What happened to that supercontinent? The Flood of Noah’s day! Genesis 7:11–12 states, “On that day all the springs of the great deep burst forth, and the floodgates of the heavens were opened” (NIV). The “springs of the great deep” refers to subterranean water, water underneath the surface of the earth. This is not weird— we find some of that today. And the Hebrew verb for “burst
forth” is used in a couple of other places,1 and in each case, it describes the ground of the earth cracking open and moving
So, during the Flood, all over the world, the earth’s continental crust was catastrophically broken open and rapidly moving. Today, when the earth’s crust moves just a little, there are earthquakes, tsunamis, and volcanic activity. If that’s what happens when the crust moves just a bit, what would happen if the crust of the earth was broken open all over the globe and moved dramatically? There would be earthquakes, tsunamis, and volcanic activity on an incomprehensible scale.
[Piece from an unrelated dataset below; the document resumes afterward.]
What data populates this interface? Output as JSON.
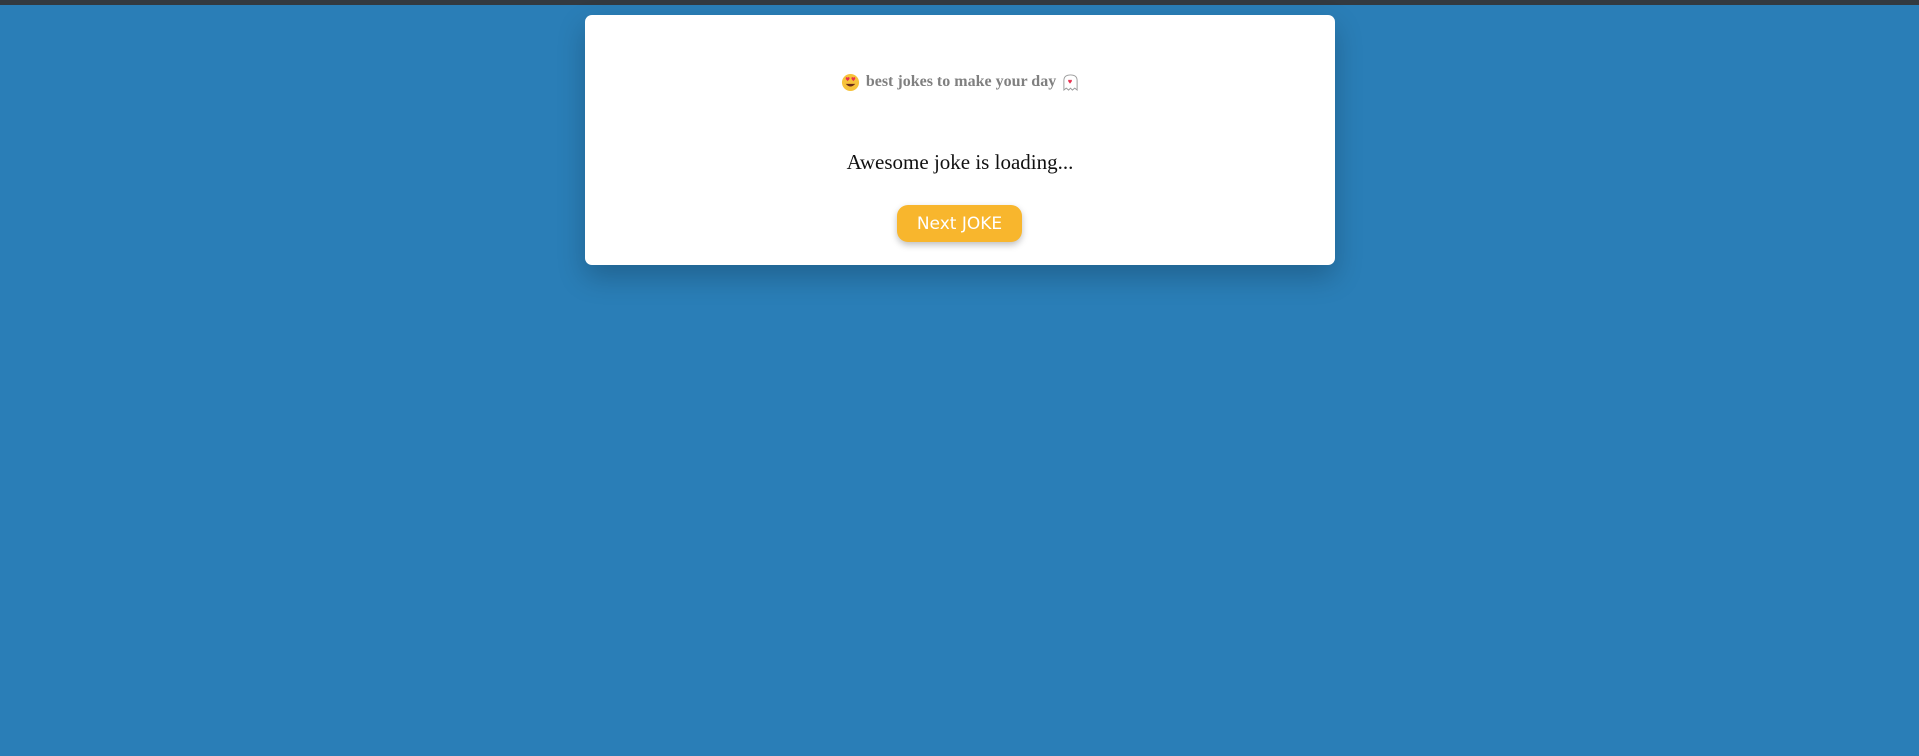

It would be enough to destroy the world, part of the purpose of the Flood (Genesis 6:13). Essentially, the Genesis Flood caused “continental sprint” as opposed to the modern idea of slow and gradual “continental drift.” And as it turns out, to move a tectonic plate, a catastrophic process is required. Long, slow, gradual processes simply do not produce enough energy or the right conditions to move a tectonic plate, no matter how much time you give them.